The caper is a prickly perennial plant native to the Mediterranean and some parts of Asia. Its use dates back to 2,000 B.C. where it is mentioned as a food in the Sumerian Epic of Gilgamesh. It is most often associated with Mediterranean cuisines, but enjoyed worldwide. Brined or dried, the caper is valued for the texture and tanginess it gives to a great variety of recipes, including fish dishes, pasta, stews and sauces.
The capers we use in our meals are the buds of the caper flower. Some say that the smaller the bud, the better the flavour but others prefer the fleshiness of larger buds.
Due to capers’ strong taste, it’s best to use them sparingly. Rather than adding a handful, take care to find a balance in the meal that you’re preparing so that the caper doesn’t overwhelm the flavours of the finished dish.

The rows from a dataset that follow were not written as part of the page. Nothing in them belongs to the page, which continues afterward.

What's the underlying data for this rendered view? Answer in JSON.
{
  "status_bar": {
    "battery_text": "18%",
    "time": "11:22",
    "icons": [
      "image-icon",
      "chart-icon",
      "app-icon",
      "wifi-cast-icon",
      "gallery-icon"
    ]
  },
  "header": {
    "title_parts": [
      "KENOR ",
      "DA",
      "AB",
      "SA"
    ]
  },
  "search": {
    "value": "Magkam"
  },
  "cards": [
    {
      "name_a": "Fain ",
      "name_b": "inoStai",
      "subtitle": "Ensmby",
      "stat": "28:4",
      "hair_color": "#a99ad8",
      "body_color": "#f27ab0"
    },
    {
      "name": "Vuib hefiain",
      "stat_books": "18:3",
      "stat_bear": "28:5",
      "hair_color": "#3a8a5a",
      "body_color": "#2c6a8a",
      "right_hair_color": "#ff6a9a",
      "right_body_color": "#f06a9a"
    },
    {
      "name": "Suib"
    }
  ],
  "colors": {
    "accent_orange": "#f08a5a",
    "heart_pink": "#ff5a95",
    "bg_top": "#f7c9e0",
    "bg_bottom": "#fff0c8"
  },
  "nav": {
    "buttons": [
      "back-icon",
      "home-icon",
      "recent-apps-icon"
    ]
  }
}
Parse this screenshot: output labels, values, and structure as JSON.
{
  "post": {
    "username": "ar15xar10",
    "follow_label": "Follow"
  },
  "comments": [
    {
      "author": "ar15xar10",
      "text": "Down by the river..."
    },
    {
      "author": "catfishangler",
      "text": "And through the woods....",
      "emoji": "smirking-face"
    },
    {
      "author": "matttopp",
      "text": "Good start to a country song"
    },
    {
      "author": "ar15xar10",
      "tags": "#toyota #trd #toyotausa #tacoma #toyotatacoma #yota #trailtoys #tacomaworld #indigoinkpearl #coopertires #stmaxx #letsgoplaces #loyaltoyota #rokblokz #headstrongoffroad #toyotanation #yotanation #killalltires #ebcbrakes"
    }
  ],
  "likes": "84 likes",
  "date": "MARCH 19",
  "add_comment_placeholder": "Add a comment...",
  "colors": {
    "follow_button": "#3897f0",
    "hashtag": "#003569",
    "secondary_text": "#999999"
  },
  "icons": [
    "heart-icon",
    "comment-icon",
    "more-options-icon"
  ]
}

Should you wish to pick your own capers and to cure them in vinegar, all you have to do is to carefully wash and dry them, then soak them in water with a spoonful of salt for two days, changing the water and rinsing the capers thoroughly once or twice a day. Put the rinsed and dried capers in a clean jar and cover with white vinegar, and you’ll have enough to tide you over for the whole winter.